MassMutual is one of the topmost whole life insurance companies in the US and has an impressive portfolio of products as well as asset management services that it offers to the corporate sector and affluent individuals as well. The group derives it benefits from the whole life block as well as the universal and term life policies, which are basically sold via the agency force. Due to this, MassMutual has managed to retain a stable liability structure, which helps maintain its financial strength in the long term.
Despite the fact that the investment management capabilities of MassMutual are really strong, A.M. Best Co., continues to remain cautious due to the exposure the group has to the real estate markets. The exposure is roughly around 1.5 times the total-adjusted capital when it is combined with limited-partnership equity holdings (with underlying real estate assets), commercial & residential mortgaged-backed securities (exclusive of agency-issued securities), commercial mortgage loans etc.
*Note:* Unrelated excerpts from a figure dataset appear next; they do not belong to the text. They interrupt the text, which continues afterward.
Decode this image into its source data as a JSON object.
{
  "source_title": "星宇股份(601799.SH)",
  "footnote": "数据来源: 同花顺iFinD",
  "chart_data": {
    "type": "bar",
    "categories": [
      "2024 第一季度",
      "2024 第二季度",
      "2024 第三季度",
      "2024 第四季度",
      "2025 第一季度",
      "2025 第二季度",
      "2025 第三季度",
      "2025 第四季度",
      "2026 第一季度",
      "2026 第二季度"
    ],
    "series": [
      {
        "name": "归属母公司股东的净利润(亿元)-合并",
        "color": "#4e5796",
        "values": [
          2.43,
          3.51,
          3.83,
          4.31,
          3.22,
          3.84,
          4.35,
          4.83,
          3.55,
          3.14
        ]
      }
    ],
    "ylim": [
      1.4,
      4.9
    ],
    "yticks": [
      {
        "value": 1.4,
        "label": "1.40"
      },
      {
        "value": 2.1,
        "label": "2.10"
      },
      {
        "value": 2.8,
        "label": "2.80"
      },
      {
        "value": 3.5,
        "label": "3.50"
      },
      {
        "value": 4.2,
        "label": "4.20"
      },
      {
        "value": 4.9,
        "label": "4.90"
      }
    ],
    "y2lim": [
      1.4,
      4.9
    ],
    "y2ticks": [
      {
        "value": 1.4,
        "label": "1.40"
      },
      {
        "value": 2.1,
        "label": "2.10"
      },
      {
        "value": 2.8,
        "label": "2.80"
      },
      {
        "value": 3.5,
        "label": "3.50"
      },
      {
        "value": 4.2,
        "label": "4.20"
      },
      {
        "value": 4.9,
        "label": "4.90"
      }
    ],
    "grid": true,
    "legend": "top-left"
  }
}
Although the commercial mortgage holdings at MassMutual is well diversified by the geographic location as well as the property type, A.M. Best Co., has noted that the portfolio has too much of exposure to properties, which have a high loan-to-value ratio that is even greater than 95% as well as a debt service coverage ratio, which is low (less than 1.0).
The ratings are determined using the Best Credit Rating method, as this is the principal methodology that is used. Non-Life Insurance Edition and Global Life provide a proper explanation of the rating process by A.M. Best and also highlight various rating criteria that are employed. Apart from this, there are also other additional criteria that are used for the rating process.